Kirk: Comics teach kids morals

If you grew up in my generation, you likely had the pleasure of experiencing the exceptional quality of kids cartoon programs throughout the 1990s and early 2000s. To me, spending my Saturday morning sprawled out on the carpet in front of the TV was more than a regular occurrence – it was a ritual.

I fell in love with many shows over the years, but the Pokémon and Batman series will always remain the closest to my heart. They captivated me and many other children as we moved from elementary school to the all-important and chaotic high school experience.

My favorite characters always came the from comic book-based series, beginning my love affair with superheroes at an early age. Superman, the Teen Titans and various Batman series always kept my mind busy, hoping to unravel the plots of villains. Thinking back, these shows were more than entertainment, they were inspiration. My heroes, while fictional, had the power to reach me along with many other kids and guide us through our youth.

The stories of many youthful heroes, while sometimes overshadowed, are incredibly important, because of this great ability to reach and positively affect children. Even as comic characters learn to control their unusual abilities, the heroes experience and struggle with the standard issues and problems of children in the real world. Although I admit, frequently having the responsibility of saving the whole world is not so realistically relatable. When properly introduced to kids, youthful heroic characters can ward them away from dangerous life paths and teach them the all-important lesson that they are not alone in their troubles as they struggle to grow up.

Youthful  heroic characters can…teach [kids] the all-important lesson that they are not alone in their struggle to grow up.

The animated series “Teen Titans” comes immediately to mind as a perfect example of how cartoon heroes can be utilized to approach discussing common issues with kids in a way that seems fun, action-packed and accepting of all people. When you break down the basic characters of the Titans, it’s evident that their diverse team reaches out and supports children enduring many different difficulties.

Starfire, an alien princess far from her family and home world, easily connects to the many children that, like me, experienced a move during their developmental years and felt alone and out of place. Starfire’s journey shows children that a new home can bring new friends, and that, in time, things will work out.

Raven, who inherited powers from her interdimensional demon father, struggles with the powerful physical manifestation of her emotions. She can easily relate to children suffering from the pain of abuse, divorce or social misery. Her character struggles to control her emotions to prevent becoming the monster her father is and teaches children that to stop a cycle of misery, one must conquer – not create – pain.

Robin, sidekick and protégé to The Batman, longs to become a leader and prove that he can stand alone as a hero. This makes him relatable to so many people who feel overlooked due to the shadow their loved ones cast. His journey to becoming Nightwing encourages viewers to have the courage to make it on their own and become who they are destined to be.

Cyborg is the son of genius scientists who save his life by outfitting him with high-tech prosthetics after his horrible mutilation at the hands of a massive monster. Disfigured and permanently half-man, half-machine, Cyborg’s success is an inspiration to those who are cast out as ugly or struggle with disabilities. His strength to overcome the shame of his accident allows viewers to see that the social misfortune disabilities create can be overcome.

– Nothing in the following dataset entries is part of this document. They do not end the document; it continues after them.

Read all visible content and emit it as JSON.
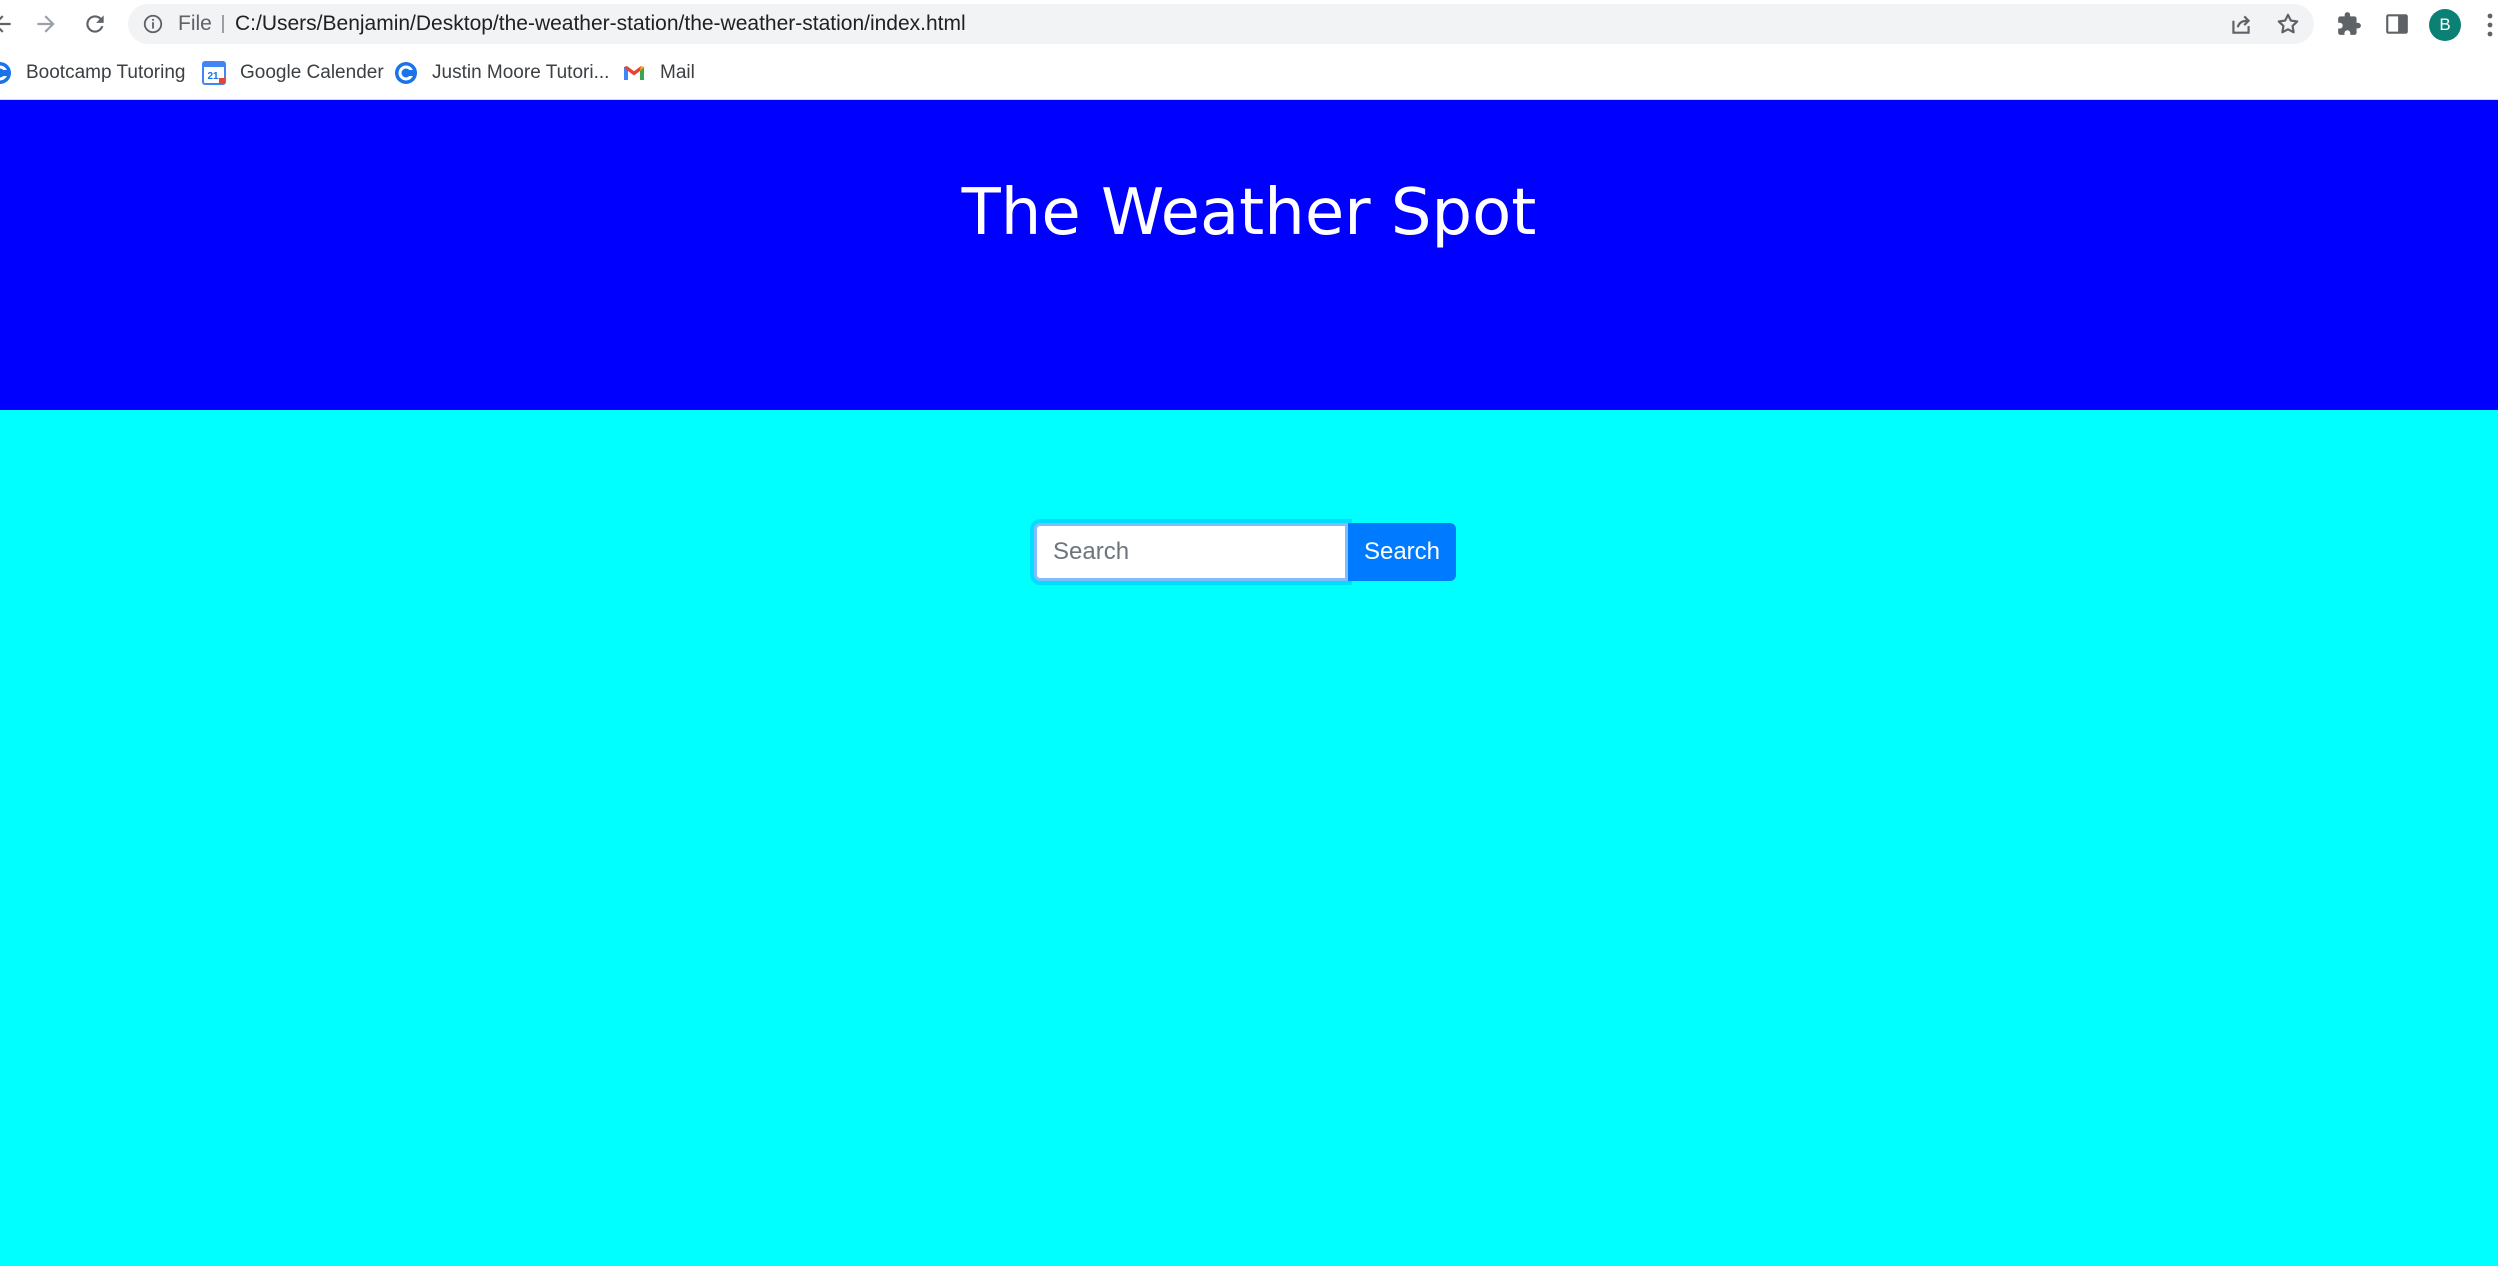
{
  "browser": {
    "omnibox": {
      "scheme_label": "File",
      "url": "C:/Users/Benjamin/Desktop/the-weather-station/the-weather-station/index.html"
    },
    "profile_initial": "B",
    "icons": {
      "back": "back-arrow-icon",
      "forward": "forward-arrow-icon",
      "reload": "reload-icon",
      "info": "info-icon",
      "share": "share-icon",
      "bookmark_star": "star-icon",
      "extensions": "puzzle-icon",
      "side_panel": "side-panel-icon",
      "menu": "kebab-menu-icon"
    }
  },
  "bookmarks": [
    {
      "label": "Bootcamp Tutoring",
      "icon": "bootcamp-icon"
    },
    {
      "label": "Google Calender",
      "icon": "calendar-icon",
      "icon_text": "21"
    },
    {
      "label": "Justin Moore Tutori...",
      "icon": "bootcamp-icon"
    },
    {
      "label": "Mail",
      "icon": "gmail-icon"
    }
  ],
  "page": {
    "title": "The Weather Spot",
    "search": {
      "placeholder": "Search",
      "value": "",
      "button_label": "Search"
    },
    "colors": {
      "header_background": "#0000ff",
      "body_background": "#00ffff",
      "button_background": "#007bff",
      "title_text": "#ffffff"
    }
  }
}
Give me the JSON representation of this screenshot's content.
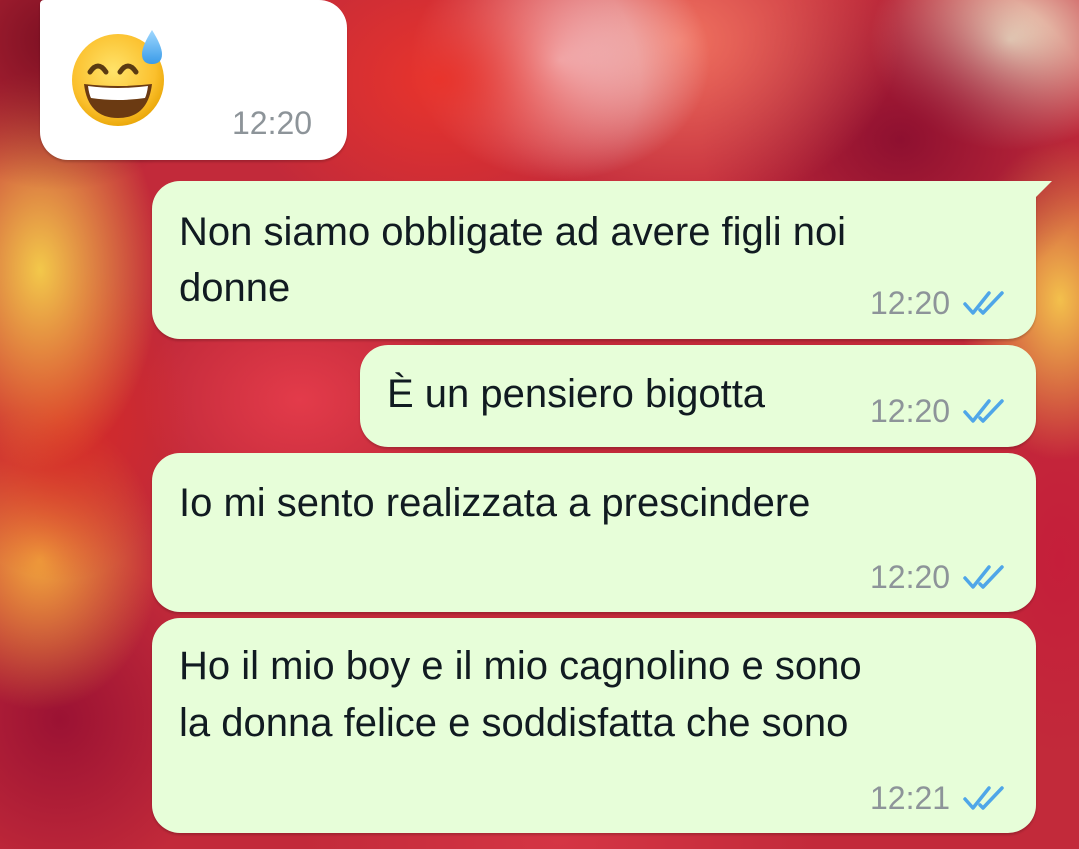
{
  "conversation": {
    "colors": {
      "incoming_bubble": "#ffffff",
      "outgoing_bubble": "#e7fed9",
      "read_ticks": "#4fa6e8",
      "timestamp": "#8d9499"
    },
    "messages": [
      {
        "direction": "incoming",
        "type": "emoji",
        "icon": "grinning-face-with-sweat-icon",
        "time": "12:20"
      },
      {
        "direction": "outgoing",
        "lines": [
          "Non siamo obbligate ad avere figli noi",
          "donne"
        ],
        "time": "12:20",
        "status": "read-double-check-icon"
      },
      {
        "direction": "outgoing",
        "lines": [
          "È un pensiero bigotta"
        ],
        "time": "12:20",
        "status": "read-double-check-icon"
      },
      {
        "direction": "outgoing",
        "lines": [
          "Io mi sento realizzata a prescindere"
        ],
        "time": "12:20",
        "status": "read-double-check-icon"
      },
      {
        "direction": "outgoing",
        "lines": [
          "Ho il mio boy e il mio cagnolino e sono",
          "la donna felice e soddisfatta che sono"
        ],
        "time": "12:21",
        "status": "read-double-check-icon"
      }
    ]
  }
}
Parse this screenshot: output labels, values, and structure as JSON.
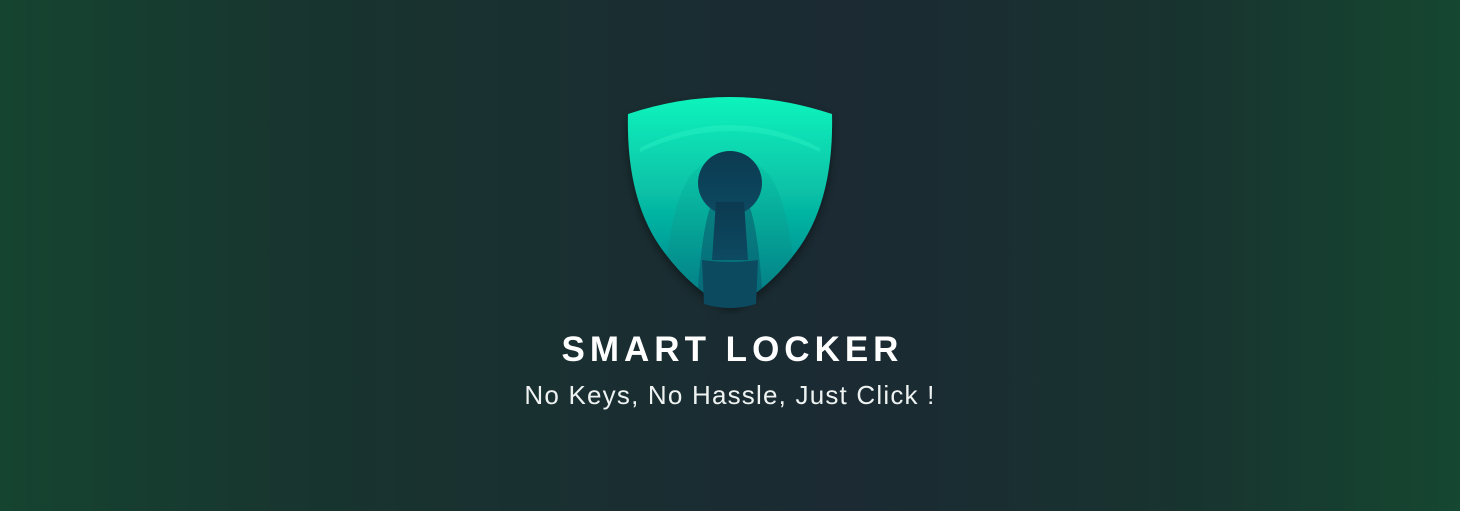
{
  "brand": {
    "logo_icon": "shield-keyhole-icon",
    "title": "SMART LOCKER",
    "tagline": "No Keys, No Hassle, Just Click !"
  },
  "colors": {
    "background_dark": "#1b2a33",
    "background_green": "#154430",
    "shield_top": "#0ff0ba",
    "shield_bottom": "#017f8c",
    "keyhole": "#0c3f55",
    "text": "#ffffff"
  }
}
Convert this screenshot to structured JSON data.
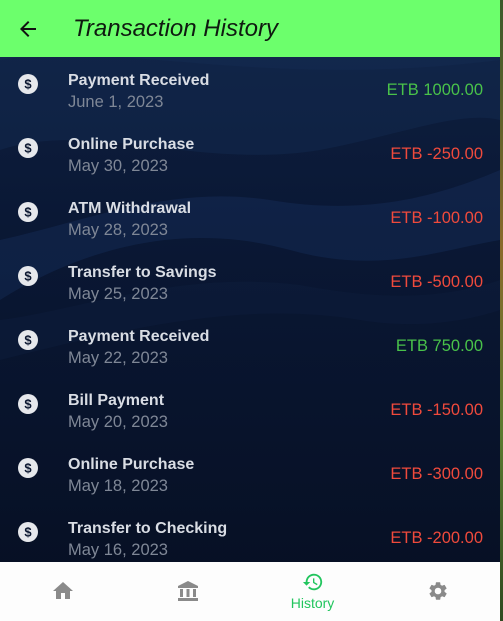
{
  "appbar": {
    "title": "Transaction History",
    "background": "#6cff6c",
    "back_icon": "arrow-back-icon"
  },
  "transactions": [
    {
      "title": "Payment Received",
      "date": "June 1, 2023",
      "amount": "ETB 1000.00",
      "type": "credit"
    },
    {
      "title": "Online Purchase",
      "date": "May 30, 2023",
      "amount": "ETB -250.00",
      "type": "debit"
    },
    {
      "title": "ATM Withdrawal",
      "date": "May 28, 2023",
      "amount": "ETB -100.00",
      "type": "debit"
    },
    {
      "title": "Transfer to Savings",
      "date": "May 25, 2023",
      "amount": "ETB -500.00",
      "type": "debit"
    },
    {
      "title": "Payment Received",
      "date": "May 22, 2023",
      "amount": "ETB 750.00",
      "type": "credit"
    },
    {
      "title": "Bill Payment",
      "date": "May 20, 2023",
      "amount": "ETB -150.00",
      "type": "debit"
    },
    {
      "title": "Online Purchase",
      "date": "May 18, 2023",
      "amount": "ETB -300.00",
      "type": "debit"
    },
    {
      "title": "Transfer to Checking",
      "date": "May 16, 2023",
      "amount": "ETB -200.00",
      "type": "debit"
    }
  ],
  "row_icon": "dollar-circle-icon",
  "colors": {
    "credit": "#49c24a",
    "debit": "#f04a3c",
    "nav_active": "#22c55e",
    "nav_inactive": "#8a8a8a"
  },
  "bottom_nav": {
    "items": [
      {
        "icon": "home-icon",
        "label": "",
        "active": false
      },
      {
        "icon": "bank-icon",
        "label": "",
        "active": false
      },
      {
        "icon": "history-icon",
        "label": "History",
        "active": true
      },
      {
        "icon": "settings-icon",
        "label": "",
        "active": false
      }
    ]
  }
}
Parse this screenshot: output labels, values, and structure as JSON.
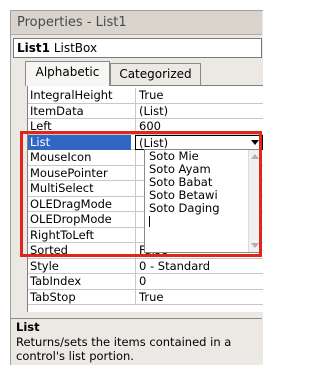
{
  "window": {
    "title": "Properties - List1"
  },
  "object_selector": {
    "name": "List1",
    "type": "ListBox"
  },
  "tabs": [
    {
      "label": "Alphabetic",
      "active": true
    },
    {
      "label": "Categorized",
      "active": false
    }
  ],
  "properties": [
    {
      "name": "IntegralHeight",
      "value": "True"
    },
    {
      "name": "ItemData",
      "value": "(List)"
    },
    {
      "name": "Left",
      "value": "600"
    },
    {
      "name": "List",
      "value": "(List)",
      "selected": true
    },
    {
      "name": "MouseIcon",
      "value": ""
    },
    {
      "name": "MousePointer",
      "value": ""
    },
    {
      "name": "MultiSelect",
      "value": ""
    },
    {
      "name": "OLEDragMode",
      "value": ""
    },
    {
      "name": "OLEDropMode",
      "value": ""
    },
    {
      "name": "RightToLeft",
      "value": ""
    },
    {
      "name": "Sorted",
      "value": "False"
    },
    {
      "name": "Style",
      "value": "0 - Standard"
    },
    {
      "name": "TabIndex",
      "value": "0"
    },
    {
      "name": "TabStop",
      "value": "True"
    }
  ],
  "list_dropdown": {
    "items": [
      "Soto Mie",
      "Soto Ayam",
      "Soto Babat",
      "Soto Betawi",
      "Soto Daging"
    ]
  },
  "description": {
    "title": "List",
    "text": "Returns/sets the items contained in a control's list portion."
  },
  "colors": {
    "selection": "#3166c2",
    "highlight_box": "#e0261a"
  }
}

Beast Boy, the final member of the Titans featured in the animated series, is the character to whom I can relate the most. His inability to appear human and ability to morph into any animal create an allegory for someone who is struggling to find a place for himself in the world. Hiding behind humor, Beast Boy is the most immature yet well-intentioned of the group, often finding himself in trouble for his irresponsible nature. As his character progresses, Beast Boy matures and begins to see the Titans as his family finding a place where he feels accepted.

While the lessons I learned from Beast Boy and many other characters failed to totally solve my elementary and high school problems, they gave me the knowledge that I could overcome them. Finally, upon making my journey through college, I found my team, my family, many members of which have enabled me to write this column for the semester.

Although my favorite cartoons seem repetitive, predictable and silly now, they never leave me with a bad feeling. The positive outlook on life they give us on such a continuously disappointing and stressful world can not only prepare the next generation, but also preserve their youth in the process.